Bei den Plusbaum-Samengärten werden an die Leistung und Güte der Auslesebäume deutlich schärfere Anforderungen gestellt als bei reinen Generhaltungs-Samengärten. Die zur Gewinnung der Pfropfreiser ausgewählten Plusbäume sollen nach ihrem Erscheinungsbild in möglichst mehreren Eigenschaften den Durchschnitt der gleich alten und unter gleichen Umweltbedingungen aufgewachsenen Bestandesglieder erheblich überragen.
Bei Samengärten, die für spezielle Verwendungszwecke angelegt werden, können rein phänotypische Merkmale (=Merkmale des äußeren Erscheinungsbildes) auch gegenüber weiteren Kriterien zurückstehen. So ist z. B. die Vitalität und Resistenz gegenüber Schadfaktoren bei ausgewählten Bäumen von entscheidender Bedeutung, wenn der Samengarten speziell für die Anzucht von Pflanzen zur Schutzwaldsanierung angelegt wird.
Die Verwendung von Auslesebäumen aus mehreren, in der Regel im gleichen Herkunftsgebiet gelegenen und unter unterschiedlichen Standortsbedingungen stockenden, möglichst autochthonen Beständen zum Aufbau eines Plusbaum-Samengartens erhöht die genetische Vielfalt des Saatgutes. Die Mindestanzahl der Klone (=genetisch identische Pflanzen) zum Aufbau eines solchen Samengartens sind baumartenspezifisch im FoVG vorgegeben. Je höher die Klonzahl, umso größer ist auch die genetische Vielfalt des geernteten Saatguts. Das in den Samengärten erzeugte Saatgut sollte somit den Erbwert gegenüber dem jeweiligen Einzelbaum bzw. Einzelbestand deutlich verbessern. Den tatsächlichen Nachweis hierfür liefern Nachkommenschaftsprüfungen, die die Entwicklung der Pflanzen aus Plantagensaatgut mit denen aus Saatgut von Standardbeständen vergleichen.
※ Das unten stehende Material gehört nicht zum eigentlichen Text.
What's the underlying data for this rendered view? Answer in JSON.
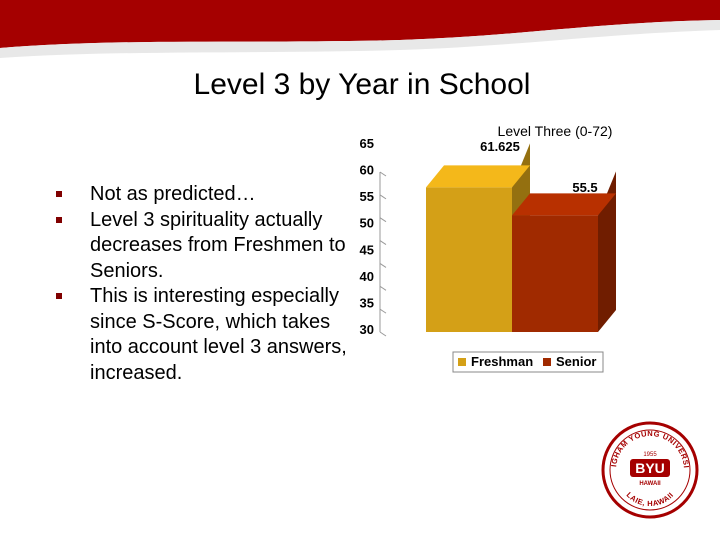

Voraussetzungen für die Anlage von Samengärten
Bei der Auswahl geeigneter Flächen für die Samengärten sind die baumartspezifischen Standortsansprüche an den Boden einschließlich des Wasser- und Nährstoffhaushaltes zu berücksichtigen. Bei Baumarten, deren Herkunftsgebiete sehr großräumig ausgewiesen sind, sollte die Plusbaumauswahl möglichst nur Teilbereiche mit ähnlichen klimatischen Verhältnissen betreffen, da sonst mit unterschiedlichen Blühzeitpunkten der einzelnen Klone gerechnet werden muss und damit immer nur ein Teil zur Bestäubung beitragen kann. Dies würde zu einer Reduzierung der gewünschten genetischen Vielfalt führen. Zu ähnlichen Effekten führen spätfrostgefährdete Lagen, da sich wegen des Erfrierens der Blüten frühblühender Klone die Anzahl der bestäubenden Pflanzen ebenfalls reduziert. Um eine unerwünschte Fremdbestäubung zu verhindern, dürfen die Samengärten nur in größerer Entfernung zu Beständen oder Einzelindividuen der gleichen Baumart errichtet werden.
Samengärten - teure Investitionen, aber langfristig wirtschaftlich
Die Kosten für die Anlage der Samengärten sind sehr hoch. Dies beginnt bei der Auswahl der Bäume, setzt sich fort mit der Gewinnung der Pfropfreiser, deren Pfropfung, der Anzucht und Pflege der Pfropflinge bis hin zur Auspflanzung und den weiteren Pflegemaßnahmen. Langfristig kompensieren die Vorteile die höheren Investitionen. Hier ist vor allem die leichtere Beerntung direkt vom Boden aus oder mit Hilfe von Hebebühnen zu nennen. Ferner die Verlagerung hochwertiger Erbgutträger aus Gebieten, die zum Erntezeitpunkt nur schwer zu erreichen sind, eine vereinfachte Ansprache des am besten geeigneten Erntezeitpunktes sowie der Verkaufswert des hochwertigen Erbgutes.